The Government released a report in April 2014 entitled “Transparency & Trust: Enhancing the Transparency of UK Company Ownership and Increasing Trust in UK Business”, which put forward some proposals for change in corporate regulation. The changes primarily focus on reducing complexity in UK corporate structures, including a proposed ban on corporate directors (i.e. a company being appointed director of another company). In the pensions industry this may have an unintended side effect, by preventing independent professional trustee companies from acting as a director on the board of a corporate trustee company.
The board of trustees is arguably the most important mechanism in a pension scheme. The trustees are responsible for ensuring the smooth running of the scheme, protecting the members’ interests and keeping everything in working order. Trustee boards come in many shapes and sizes, however, for many schemes a popular model has been for the employer to set up a corporate trustee company to look after the scheme, appointing individuals and often professional trustee companies as directors, to manage the trustee company and its duties to the scheme.
However, the Government’s paper on transparency and trust may force many schemes to restructure the composition of their trustee boards. The Government’s aim is to harvest economic growth by improving accountability and transparency in UK companies, creating more trust in the structure of UK businesses. One proposal is a prohibition on the use of corporate directors of companies. This could prevent independent trustee companies from taking appointments as a director on corporate trustee boards.
Achieving transparency and trust are two key aims of an employer when appointing a professional independent trustee to act as a director of its corporate trustee company. Aside from adding a wealth of professional knowledge, experience and resources, professional trustees can add greater transparency and increase trust in corporate trustee boards. This is particularly so when the majority of the other directors may be individuals who also have senior roles within the scheme’s employer and face a daily challenge of managing conflicts of interest between their responsibilities to the company and to the scheme. In this context and specifically in relation to corporate trustees of pension schemes, the government’s proposals appear counter intuitive.

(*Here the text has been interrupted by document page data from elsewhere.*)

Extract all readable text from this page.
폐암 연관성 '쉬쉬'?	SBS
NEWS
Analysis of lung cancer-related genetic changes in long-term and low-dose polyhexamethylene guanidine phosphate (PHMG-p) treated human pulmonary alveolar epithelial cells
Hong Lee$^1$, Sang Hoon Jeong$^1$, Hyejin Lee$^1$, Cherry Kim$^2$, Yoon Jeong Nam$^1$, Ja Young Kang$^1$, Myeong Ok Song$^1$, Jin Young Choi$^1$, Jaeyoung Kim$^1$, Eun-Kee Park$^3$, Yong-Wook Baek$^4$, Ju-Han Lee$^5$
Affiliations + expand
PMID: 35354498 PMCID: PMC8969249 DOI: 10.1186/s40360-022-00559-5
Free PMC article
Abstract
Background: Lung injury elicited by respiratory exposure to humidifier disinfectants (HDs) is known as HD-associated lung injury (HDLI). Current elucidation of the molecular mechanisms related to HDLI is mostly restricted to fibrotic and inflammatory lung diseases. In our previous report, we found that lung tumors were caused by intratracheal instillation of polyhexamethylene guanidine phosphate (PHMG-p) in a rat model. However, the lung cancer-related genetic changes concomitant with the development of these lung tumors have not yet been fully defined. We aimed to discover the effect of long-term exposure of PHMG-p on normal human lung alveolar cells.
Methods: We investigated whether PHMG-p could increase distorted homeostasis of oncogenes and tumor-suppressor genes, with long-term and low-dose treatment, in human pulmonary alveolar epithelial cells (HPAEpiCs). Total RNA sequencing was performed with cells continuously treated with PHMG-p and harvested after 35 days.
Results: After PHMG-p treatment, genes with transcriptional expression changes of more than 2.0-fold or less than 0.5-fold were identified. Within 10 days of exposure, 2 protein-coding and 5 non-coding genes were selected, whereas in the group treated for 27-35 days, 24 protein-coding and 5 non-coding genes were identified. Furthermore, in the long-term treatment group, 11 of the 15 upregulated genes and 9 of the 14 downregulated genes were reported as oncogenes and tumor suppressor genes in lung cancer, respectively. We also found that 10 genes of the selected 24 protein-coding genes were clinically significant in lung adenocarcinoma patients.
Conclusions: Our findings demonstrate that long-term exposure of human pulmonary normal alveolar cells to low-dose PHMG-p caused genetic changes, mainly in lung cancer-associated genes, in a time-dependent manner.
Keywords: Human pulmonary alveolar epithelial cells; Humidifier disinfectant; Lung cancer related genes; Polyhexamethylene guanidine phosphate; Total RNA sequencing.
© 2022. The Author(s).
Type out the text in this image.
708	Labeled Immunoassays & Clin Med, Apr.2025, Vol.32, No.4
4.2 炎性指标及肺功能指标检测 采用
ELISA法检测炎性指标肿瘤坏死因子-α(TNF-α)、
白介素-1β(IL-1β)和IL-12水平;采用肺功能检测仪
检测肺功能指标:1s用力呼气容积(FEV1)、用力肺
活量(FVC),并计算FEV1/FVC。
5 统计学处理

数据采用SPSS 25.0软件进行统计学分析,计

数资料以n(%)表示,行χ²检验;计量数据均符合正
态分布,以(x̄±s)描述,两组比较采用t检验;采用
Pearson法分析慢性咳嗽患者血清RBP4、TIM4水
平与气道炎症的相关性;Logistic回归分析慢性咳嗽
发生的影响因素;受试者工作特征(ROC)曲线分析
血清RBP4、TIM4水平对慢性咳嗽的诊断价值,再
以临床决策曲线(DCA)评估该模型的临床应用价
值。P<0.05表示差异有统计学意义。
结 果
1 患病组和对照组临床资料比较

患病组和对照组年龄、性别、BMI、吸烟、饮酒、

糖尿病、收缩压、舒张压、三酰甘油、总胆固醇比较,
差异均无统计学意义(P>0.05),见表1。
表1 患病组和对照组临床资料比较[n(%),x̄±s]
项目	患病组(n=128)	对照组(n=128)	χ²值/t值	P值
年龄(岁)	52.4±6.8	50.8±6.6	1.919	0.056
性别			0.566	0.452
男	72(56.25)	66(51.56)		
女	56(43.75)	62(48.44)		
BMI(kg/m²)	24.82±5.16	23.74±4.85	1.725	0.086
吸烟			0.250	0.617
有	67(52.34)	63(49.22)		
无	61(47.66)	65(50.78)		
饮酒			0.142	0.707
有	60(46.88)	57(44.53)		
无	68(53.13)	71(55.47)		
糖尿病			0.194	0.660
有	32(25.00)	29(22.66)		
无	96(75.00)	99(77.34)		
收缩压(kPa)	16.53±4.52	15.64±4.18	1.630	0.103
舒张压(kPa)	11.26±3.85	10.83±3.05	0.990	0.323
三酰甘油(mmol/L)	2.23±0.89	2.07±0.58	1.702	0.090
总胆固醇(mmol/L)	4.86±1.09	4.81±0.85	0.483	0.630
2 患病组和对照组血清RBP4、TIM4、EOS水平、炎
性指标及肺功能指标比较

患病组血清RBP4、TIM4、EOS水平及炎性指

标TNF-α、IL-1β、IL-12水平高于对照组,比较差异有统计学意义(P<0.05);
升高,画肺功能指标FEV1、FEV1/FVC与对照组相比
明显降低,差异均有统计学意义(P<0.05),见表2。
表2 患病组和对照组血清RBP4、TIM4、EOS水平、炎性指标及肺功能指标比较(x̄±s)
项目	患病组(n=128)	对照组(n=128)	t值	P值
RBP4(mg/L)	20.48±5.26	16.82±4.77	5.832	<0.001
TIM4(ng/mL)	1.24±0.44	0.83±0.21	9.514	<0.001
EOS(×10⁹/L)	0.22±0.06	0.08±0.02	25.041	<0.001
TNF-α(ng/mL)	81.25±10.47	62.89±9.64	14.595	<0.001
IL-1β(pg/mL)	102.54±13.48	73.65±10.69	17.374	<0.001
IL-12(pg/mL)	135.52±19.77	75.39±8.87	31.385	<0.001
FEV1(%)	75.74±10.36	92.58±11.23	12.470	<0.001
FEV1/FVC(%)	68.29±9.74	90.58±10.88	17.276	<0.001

For pension schemes to lose the benefits that professional independent trustees can offer is clearly undesirable. There are several possibilities which could avoid this scenario:
- The report envisages exceptions to the prohibition on the use of corporate directors of companies and specifically states that the use of corporate trustees should continue. The paper lists exceptions for entities which in the Government’s view, should still be able to make use of corporate directors. However, corporate trustees of pension plans do not make the list of exemptions. The professional trustee community is lobbying the Government to bring the need for an exception to its attention, however it is possible that schemes will have to look at alternative structures when appointing independent trustees.
- If the changes come in as proposed, a solution may be for pension schemes simply to appoint individual professionals from their independent trustee company to sit on the board of the corporate trustee. This is also a common way for an independent trustee to be appointed and it is arguable that this would make little difference in practice for the scheme – the scheme would still have access to all the expertise and resources of the professional trustee company, despite only having one individual as director. This action would still require a change, as the independent trustee company would need to step down as a director and replaced by the individual.
- A third option is for schemes to revert to a non-corporate structure, i.e. setting up a traditional board of trustees where each trustee is appointed under the terms of the scheme’s trust deed and rules, rather than joining a corporate structure as a director.
It is clear that pension schemes will need to monitor the proposals as they develop, and many corporate trustees may have to take action if the Government continues its present course.